Kilka dni temu odbyło się spotkanie z Andrzejem Niczyperowiczem w ramach projektu Wizerunek Osób z Niepełnosprawnościami w Wielkopolskich Mediach. Stanowiło ono część spotkań sieciujących dla dziennikarzy.
Rozmowa dotyczyła sposobu przedstawiania osób z niepełnosprawnościami w mediach. Ludzie o ograniczonej sprawności w mediach przedstawiani s na dwóch przeciwstawnych sobie biegunach. Zupełnie tak, jakby ich świat miał tylko dwie strony. Dziennikarze czasem mają tendencję do popadania w niezdrowe skrajności. Albo już sama niepełnosprawność i próba radzenia sobie z nią czyni z osób o ograniczonej sprawności bohaterów albo ludzi pokrzywdzonych czy ofiary, którym należy współczuć, bo nie są w stanie wyrwać się z zamknięcia, a lockdown to dla nich codzienność. Obraz ten naszym zdaniem jest bardzo zafałszowany i po prostu najdelikatniej mówiąc nieprawdziwy. Bohater naszego spotkania zgodził się z tą tezą.

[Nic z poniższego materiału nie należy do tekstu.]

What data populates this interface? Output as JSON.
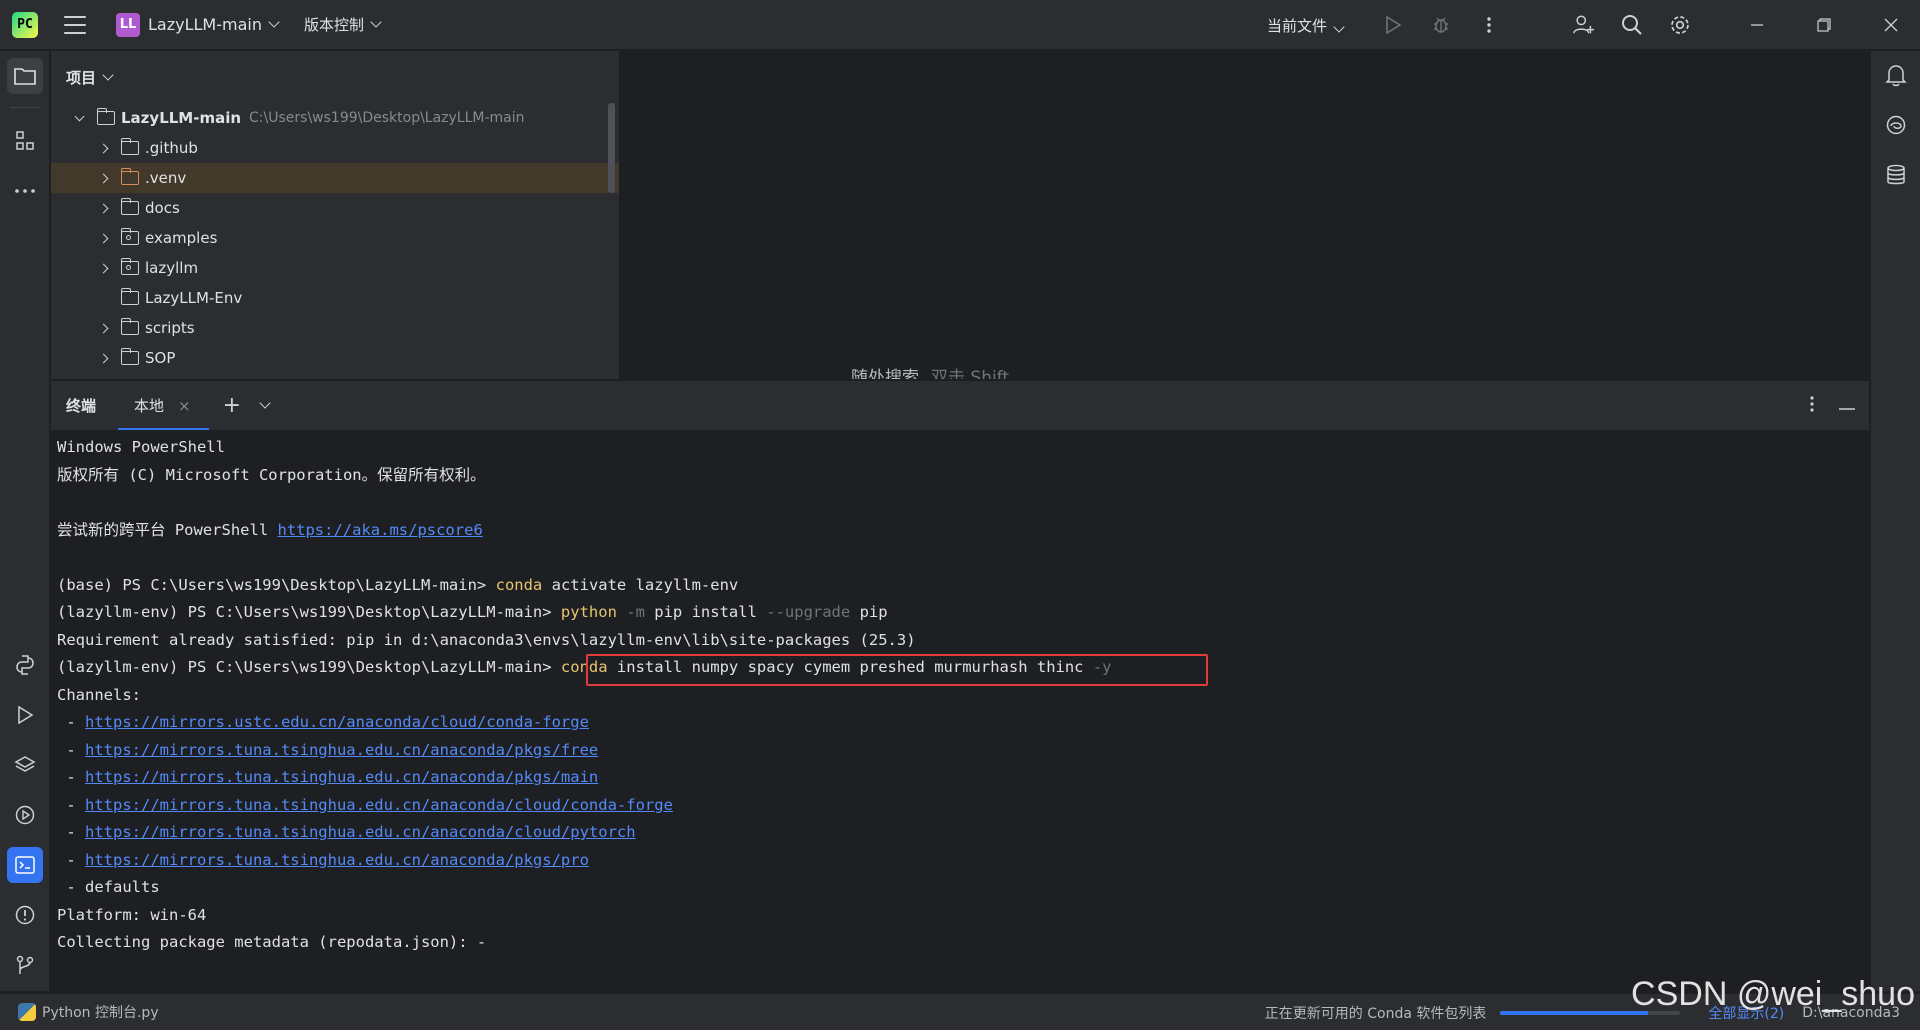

Osoby o ograniczonej sprawności, to tacy sami członkowie społeczeństwa jak wszyscy inni. Ludzie ci, czasem mają trudniej niż osoby w pełni sprawne, ale wynoszenie na piedestały kogoś tylko dlatego, że radzi sobie, bo tak zdecydował i idzie do przodu jedyną dostępną dla siebie ścieżką jest taką samą przesadą jak z kolei wyręczanie we wszystkim osoby z dysfunkcjami, jedynie z tego powodu, że się z nimi zmaga. Obraz rzeczywistości osób z niepełnosprawnościami nie jest jaskrawy czy bezbarwny, ale po prostu szary. W większości przypadków spora część świata znajduje się pośrodku, a on ma cztery, a nie dwie przeciwstawne strony. Osoby z niepełnosprawnościami nie powinni być prezentowani w mediach jako bohaterzy, bądź też ofiary, tylko po prostu jako ludzie, który stoi gdzieś w połowie drogi między wyidealizowanym a karykaturalnym wizerunkiem. Między ambicją uczynienia z niego świętych a z drugiej strony umniejszaniem ich wysiłków, wtłaczając w ramy nieporadnych nieudaczników.
Liczymy na to, że wizerunek osób z niepełnosprawnościami w mediach ulegnie normalizacji, że ludzie Ci prezentowani będą jako zwyczajne osoby, które mają takie same potrzeby, pragnienia i prawo do życia w świecie jak wszyscy ludzie o pełnej sprawności.